Archive: Un commentaire sur l'un des plus célèbres textes de Diderot.
Supplément au Voyage de Bougainville de Diderot
« La liberté consiste à choisir entre deux esclavages : l'égoïsme et la conscience. Celui qui choisit la conscience est l'homme libre. »
Victor Hugo
Cette sentence, bien qu’évidemment anachronique, pourrait parfaitement convenir au Supplément au Voyage de Bougainville, plus précisément dans le monologue du vieillard à l’adresse de Bougainville. En effet on pourrait estimer que le vieillard comme Bougainville connaissent un esclavage, bien que de nature très différente. Le vieillard a renoncé à venger la mort de l’un des siens, pour ne pas avoir mauvaise conscience peut-on dire, et ainsi se condamne par ce refus de la violence à devenir l’esclave du futur colonisateur qui abusera de sa faiblesse. De son côté Bougainville lui, s’il représente symboliquement celui qui s’impose par la force, n’en est pas moins esclave aussi car il est prisonnier de ses préjugés de son état d’homme perverti par la prétendue civilisation.
Etudions par étapes le commentaire de Benrekassa sur l'ouvrage de Diderot:
Par "monde sauvage » : il est certain que par ces termes, M. Benrekassa utilise le terme sauvage non pas comme péjoratif mais pour le distinguer du monde dit civilisé, autrement dit ici le monde occidental.
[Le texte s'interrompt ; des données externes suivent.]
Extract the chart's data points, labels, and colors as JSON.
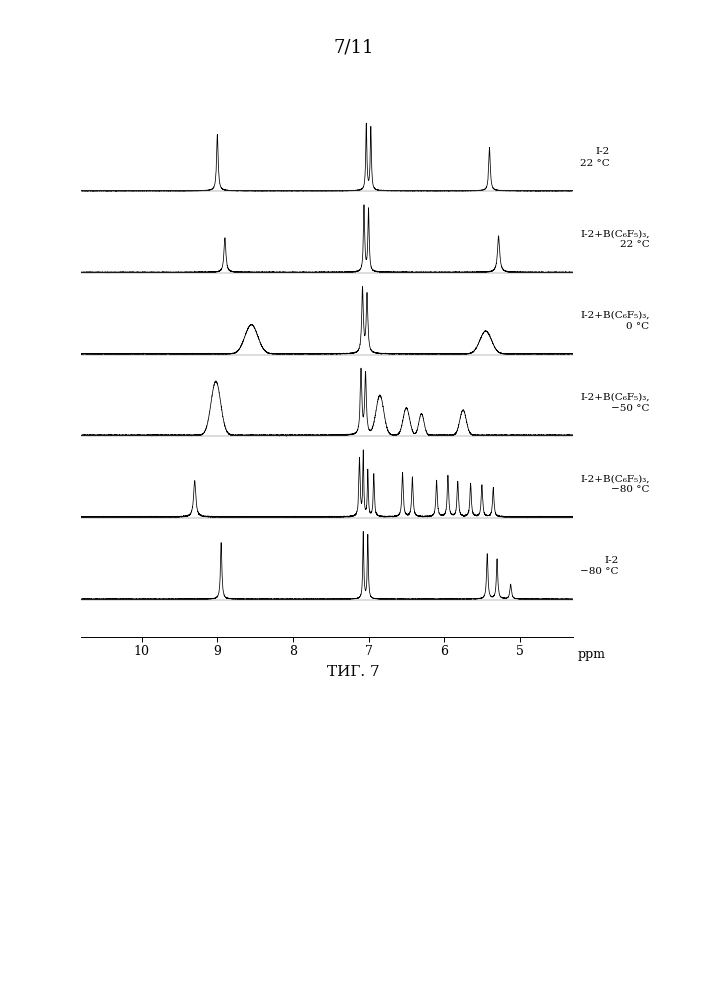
{
  "title": "7/11",
  "caption": "ΤИГ. 7",
  "x_ticks": [
    10,
    9,
    8,
    7,
    6,
    5
  ],
  "x_tick_labels": [
    "10",
    "9",
    "8",
    "7",
    "6",
    "5"
  ],
  "x_unit": "ppm",
  "spectra_labels": [
    "I-2\n22 °C",
    "I-2+B(C₆F₅)₃,\n22 °C",
    "I-2+B(C₆F₅)₃,\n0 °C",
    "I-2+B(C₆F₅)₃,\n−50 °C",
    "I-2+B(C₆F₅)₃,\n−80 °C",
    "I-2\n−80 °C"
  ],
  "background_color": "#ffffff",
  "line_color": "#000000"
}
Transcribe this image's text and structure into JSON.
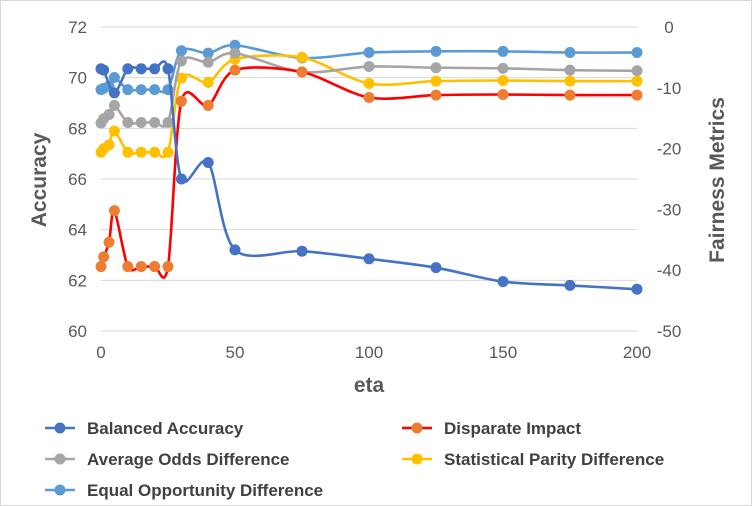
{
  "chart_data": {
    "type": "line",
    "xlabel": "eta",
    "ylabel_left": "Accuracy",
    "ylabel_right": "Fairness Metrics",
    "xlim": [
      0,
      200
    ],
    "ylim_left": [
      60,
      72
    ],
    "ylim_right": [
      -50,
      0
    ],
    "x_ticks": [
      0,
      50,
      100,
      150,
      200
    ],
    "y_ticks_left": [
      60,
      62,
      64,
      66,
      68,
      70,
      72
    ],
    "y_ticks_right": [
      -50,
      -40,
      -30,
      -20,
      -10,
      0
    ],
    "grid": true,
    "legend_position": "bottom",
    "series": [
      {
        "name": "Balanced Accuracy",
        "axis": "left",
        "line_color": "#4472c4",
        "marker_color": "#4472c4",
        "x": [
          0,
          1,
          5,
          10,
          15,
          20,
          25,
          30,
          40,
          50,
          75,
          100,
          125,
          150,
          175,
          200
        ],
        "y": [
          70.35,
          70.3,
          69.4,
          70.35,
          70.35,
          70.35,
          70.35,
          66.0,
          66.65,
          63.2,
          63.15,
          62.85,
          62.5,
          61.95,
          61.8,
          61.65
        ]
      },
      {
        "name": "Disparate Impact",
        "axis": "right",
        "line_color": "#ff0000",
        "marker_color": "#ed7d31",
        "x": [
          0,
          1,
          3,
          5,
          10,
          15,
          20,
          25,
          30,
          40,
          50,
          75,
          100,
          125,
          150,
          175,
          200
        ],
        "y": [
          -39.4,
          -37.8,
          -35.4,
          -30.2,
          -39.4,
          -39.4,
          -39.4,
          -39.4,
          -12.2,
          -12.9,
          -7.1,
          -7.4,
          -11.6,
          -11.2,
          -11.1,
          -11.2,
          -11.2
        ]
      },
      {
        "name": "Average Odds Difference",
        "axis": "right",
        "line_color": "#a5a5a5",
        "marker_color": "#a5a5a5",
        "x": [
          0,
          1,
          3,
          5,
          10,
          15,
          20,
          25,
          30,
          40,
          50,
          75,
          100,
          125,
          150,
          175,
          200
        ],
        "y": [
          -15.8,
          -15.1,
          -14.4,
          -12.9,
          -15.7,
          -15.7,
          -15.7,
          -15.7,
          -5.6,
          -5.8,
          -4.3,
          -7.4,
          -6.5,
          -6.7,
          -6.8,
          -7.1,
          -7.2
        ]
      },
      {
        "name": "Statistical Parity Difference",
        "axis": "right",
        "line_color": "#ffc000",
        "marker_color": "#ffc000",
        "x": [
          0,
          1,
          3,
          5,
          10,
          15,
          20,
          25,
          30,
          40,
          50,
          75,
          100,
          125,
          150,
          175,
          200
        ],
        "y": [
          -20.6,
          -20.0,
          -19.4,
          -17.1,
          -20.6,
          -20.6,
          -20.6,
          -20.6,
          -8.4,
          -9.1,
          -5.3,
          -5.0,
          -9.3,
          -8.9,
          -8.8,
          -8.9,
          -8.9
        ]
      },
      {
        "name": "Equal Opportunity Difference",
        "axis": "right",
        "line_color": "#5b9bd5",
        "marker_color": "#5b9bd5",
        "x": [
          0,
          1,
          3,
          5,
          10,
          15,
          20,
          25,
          30,
          40,
          50,
          75,
          100,
          125,
          150,
          175,
          200
        ],
        "y": [
          -10.3,
          -10.1,
          -9.7,
          -8.3,
          -10.3,
          -10.3,
          -10.3,
          -10.3,
          -3.9,
          -4.3,
          -3.0,
          -5.1,
          -4.2,
          -4.0,
          -4.0,
          -4.2,
          -4.2
        ]
      }
    ]
  }
}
On notera aussi "mort à jamais » : autrement dit, ce monde non seulement est mort, mais il est vain d'espérer qu'il renaisse un jour.
Pour estimer que le monde sauvage est mort à jamais, il faut donc en fait estimer que ces préjugés que le vieillard reproche à Bougainville ont détruit ce monde sauvage, et l’empêcheraient de renaître, de vivre. Mais ces préjugés sont-ils vraiment définitivement victorieux ? Cette Nature qu'ils contrarient, ont-ils réussi à la détruire ?
Aussi notre problématique sera la suivante : Le monde sauvage peut-il survivre ?
Nous commencerons par déterminer pourquoi il est en péril mortel (I) puis en quoi sa survie serait malgré tout envisageable (II).
I : Le monde sauvage se meurt :
- Tendre l’autre joue :
Ce sont les adieux du vieillard qui nous apportent le début de la réponse que nous cherchons : en effet, c'est là qu'est scellé le destin des Otahitiens. Les hommes de Bougainville ont tué un Otahitien parce qu'il les volait, et le vieillard, au lieu de venger sa mort, de faire justice, refuse de donner l'ordre à ses compatriotes de massacrer l’équipage : "vous auriez un moyen d'échapper à un funeste avenir, mais j'aimerais mieux mourir que de vous en donner le conseil." Le vieux tahitien avait le choix entre donner la mort, et peut-être sauver son peuple et ses coutumes et laisser les explorateurs partir au risque de les voir un jour revenir mais cette fois en tant que colons, au détriment des Otahitiens.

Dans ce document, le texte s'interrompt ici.